A key limitation of our study is that transcriptomic profiling assays were conducted in blood-derived cells, namely LCLs, rather than in neurons. Nonetheless, neuroimmune interactions have a key role in neurodegenerative diseases including AD,[93, 94, 95] and the recent demonstration of a functional meningeal lymphatic system that drains cerebrospinal fluid to deep cervical lymph nodes[96] emphasizes the relevance of neuroimmune interactions in neurodegenerative diseases. In favor of applying LCLs transcriptomic profiling for AD research are our observations on reduced SIRT1 and SARM1 expression in AD personal LCLs (Figures 3f–g), moreover, SIRT1 expression was reduced in AD brains.[97]

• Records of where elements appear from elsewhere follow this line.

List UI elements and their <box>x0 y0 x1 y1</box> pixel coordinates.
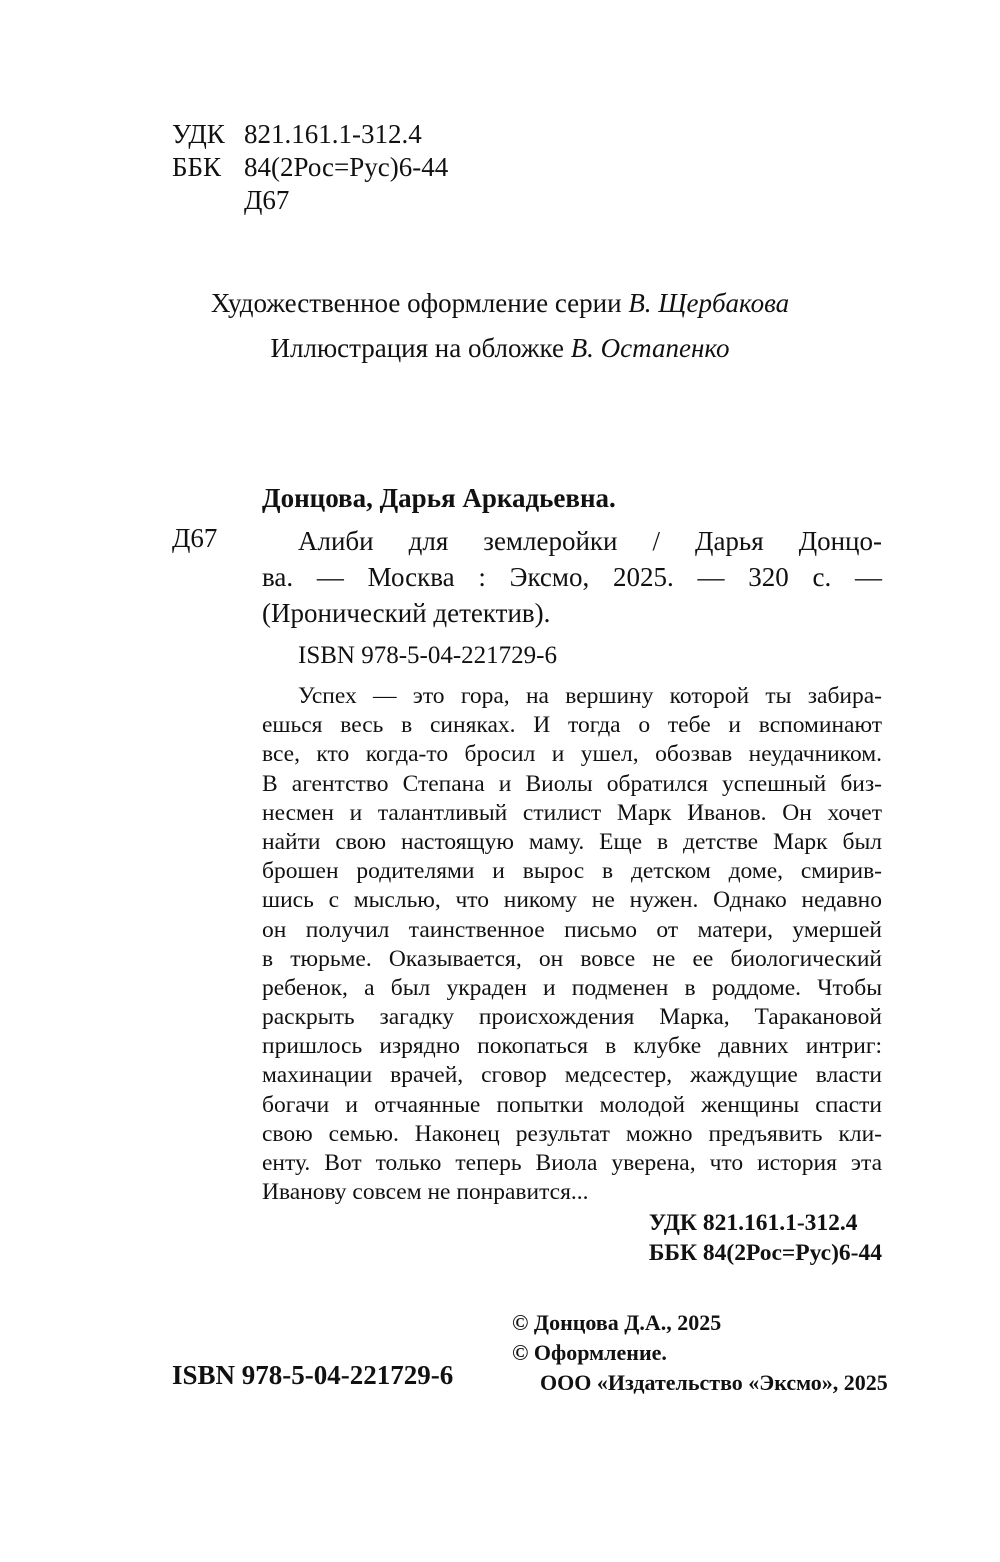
annotation-line: шись с мыслью, что никому не нужен. Однако недавно <box>262 887 882 914</box>
record-classification-codes <box>649 1208 882 1268</box>
annotation <box>262 682 882 1207</box>
illustration-credit <box>0 333 1000 364</box>
author-mark-row <box>172 184 448 217</box>
annotation-line: Успех — это гора, на вершину которой ты забира- <box>298 683 882 709</box>
annotation-line: несмен и талантливый стилист Марк Иванов. Он хочет <box>262 799 882 826</box>
annotation-line: свою семью. Наконец результат можно предъявить кли- <box>262 1120 882 1147</box>
udk-value: 821.161.1-312.4 <box>244 119 422 149</box>
bbk-value: 84(2Рос=Рус)6-44 <box>244 152 449 182</box>
annotation-line: раскрыть загадку происхождения Марка, Таракановой <box>262 1004 882 1031</box>
annotation-line: в тюрьме. Оказывается, он вовсе не ее биологический <box>262 945 882 972</box>
annotation-line: Иванову совсем не понравится... <box>262 1179 589 1206</box>
copyright-author: © Донцова Д.А., 2025 <box>512 1310 722 1335</box>
annotation-line: найти свою настоящую маму. Еще в детстве Марк был <box>262 828 882 855</box>
annotation-line: В агентство Степана и Виолы обратился успешный биз- <box>262 770 882 797</box>
annotation-line: все, кто когда-то бросил и ушел, обозвав неудачником. <box>262 741 882 768</box>
record-author: Донцова, Дарья Аркадьевна. <box>262 483 616 513</box>
illustration-text: Иллюстрация на обложке <box>270 333 564 363</box>
classification-header <box>172 118 448 217</box>
biblio-line: Алиби для землеройки / Дарья Донцо- <box>298 526 882 556</box>
copyright-design: © Оформление. <box>512 1340 667 1365</box>
record-udk: УДК 821.161.1-312.4 <box>648 1210 858 1236</box>
annotation-line: он получил таинственное письмо от матери, умершей <box>262 916 882 943</box>
annotation-line: ребенок, а был украден и подменен в роддоме. Чтобы <box>262 974 882 1001</box>
series-design-credit <box>0 288 1000 319</box>
author-mark: Д67 <box>244 185 290 215</box>
record-isbn: ISBN 978-5-04-221729-6 <box>298 642 558 669</box>
bbk-label: ББК <box>172 152 222 182</box>
copyright-block <box>512 1308 888 1398</box>
udk-row <box>172 118 448 151</box>
series-design-name: В. Щербакова <box>628 288 790 318</box>
annotation-line: махинации врачей, сговор медсестер, жаждущие власти <box>262 1062 882 1089</box>
annotation-line: ешься весь в синяках. И тогда о тебе и вспоминают <box>262 712 882 739</box>
annotation-line: богачи и отчаянные попытки молодой женщины спасти <box>262 1091 882 1118</box>
copyright-publisher: ООО «Издательство «Эксмо», 2025 <box>540 1370 888 1395</box>
record-bbk: ББК 84(2Рос=Рус)6-44 <box>648 1240 882 1266</box>
bbk-row <box>172 151 448 184</box>
bibliographic-description <box>262 523 882 631</box>
annotation-line: пришлось изрядно покопаться в клубке давних интриг: <box>262 1033 882 1060</box>
isbn-main: ISBN 978-5-04-221729-6 <box>172 1360 454 1390</box>
udk-label: УДК <box>172 119 225 149</box>
annotation-line: брошен родителями и вырос в детском доме, смирив- <box>262 858 882 885</box>
illustration-name: В. Остапенко <box>570 333 730 363</box>
biblio-line: ва. — Москва : Эксмо, 2025. — 320 с. — <box>262 562 882 592</box>
biblio-line: (Иронический детектив). <box>262 598 551 628</box>
annotation-line: енту. Вот только теперь Виола уверена, что история эта <box>262 1150 882 1176</box>
record-side-code: Д67 <box>172 523 218 553</box>
series-design-text: Художественное оформление серии <box>210 288 622 318</box>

Our hypothesis-free findings on lower expression of RGS2 and DLGAP1 in AD LCLs are supported by analysis of published gene expression data sets of postmortem AD brain tissues. RGS2 expression levels were also lower in AD and MCI patients' blood (Figures 4c–i). Personal LCLs may thus serve, in the absence of neuronal tissues, as surrogate for brain cells, and may point to altered transcriptomic profiles that could be implicated in AD pathology.

Conclusions

Our findings, based on a genome-wide transcriptomic search for genes implicated in Aβ sensitivity, show lower expression levels of several key regulatory genes. In particular, lower expression levels of RGS2, DLGAP1 and BCHE are implicated in the higher Aβ sensitivity of LCLs from some individuals. Furthermore, lower expression levels of RGS2 and DLGAP1 were also found in LCLs of AD patients compared with non-demented control donors, as well as in two published gene expression data sets (GSE5281 and GSE63060) of postmortem AD brain tissues and in MCI and AD patients' blood. Taken together, we suggest the involvement of lower expression of RGS2 and DLGAP1 in AD pathophysiology. In particular, the potential diagnostic value of blood RGS2 expression levels should be explored, as this reduction is already noticeable in blood samples of MCI patients. Further studies are required for elaborating the roles of these genes and their protein products, till now not implicated in AD, in the disease pathophysiology, as well as the potential of their expression levels as early AD biomarkers, and tentative utility as AD drug targets.